Has the Capitol Hill experience made her consider running for office?

“No, I don't have any political ambitions, although eventually I'd like to retire as an ambassador to Italy,” she quips.

For now, she wants to “focus on running our dealerships and growing them, continuing to make a difference and getting my kids through high school.”

She also is thinking about acquiring more stores and is “focusing more on the service and parts side. We used to let service and parts run by themselves, regarding them as sort of ‘back there.’”

Her family’s remaining Chrysler and GM stores “aren’t breaking any records, but we’re profitable.”

She adds, “We lost one Chrysler store in Fairfax, VA, and one Dodge store in Jacksonville FL. We also lost a Chevrolet store in Maryland but we were given it back prior to having to go to arbitration.”

She splits management duties with two brothers, Jamie and John.

Their father, John R. Darvish, founded what would become Darcars 35 years ago after buying that single dealership, Glenmont Chrysler-Plymouth in Silver Spring, MD.

That was 15 years after he arrived in the U.S. from Iran to attend medical school. He started selling used cars in 1962 on summer break, fell in love with the business and never looked back.
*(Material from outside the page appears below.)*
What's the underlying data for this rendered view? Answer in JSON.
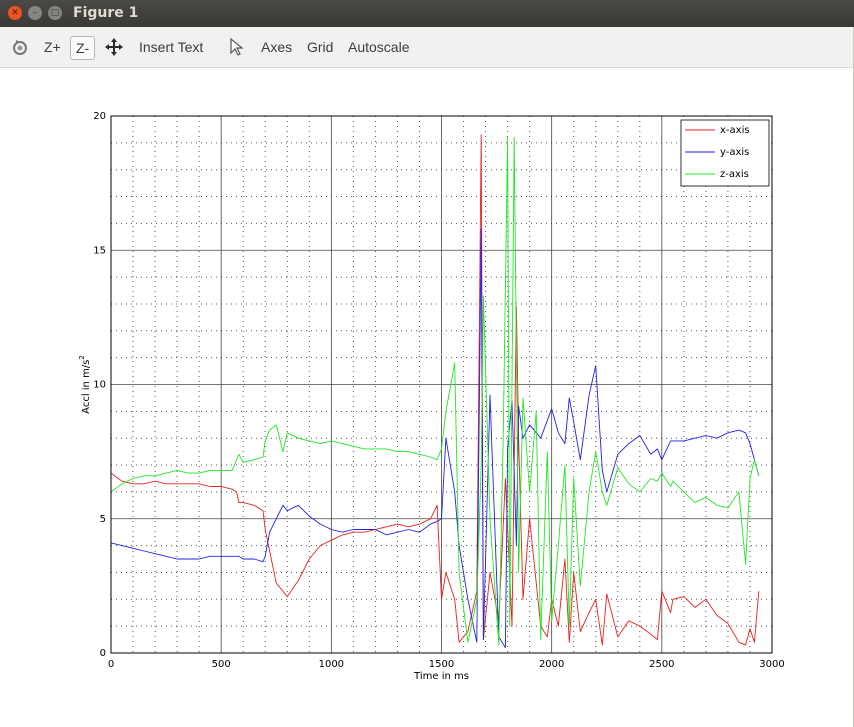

His daughter says he started expanding his business in the early 1980s by buying “very financially stressed” dealerships. In 2004, Darcars hit the $1 billion mark in annual revenue.

The elder Darvish, who suffers from Parkinson’s disease, remains chairman.

The company employs about 1,860 people, down from a peak of some 2,100 just a few years ago. Tammy Darvish says retirements and voluntary departures accounted for most of the decrease. Her father refused to pink-slip any employees during the hard economic times.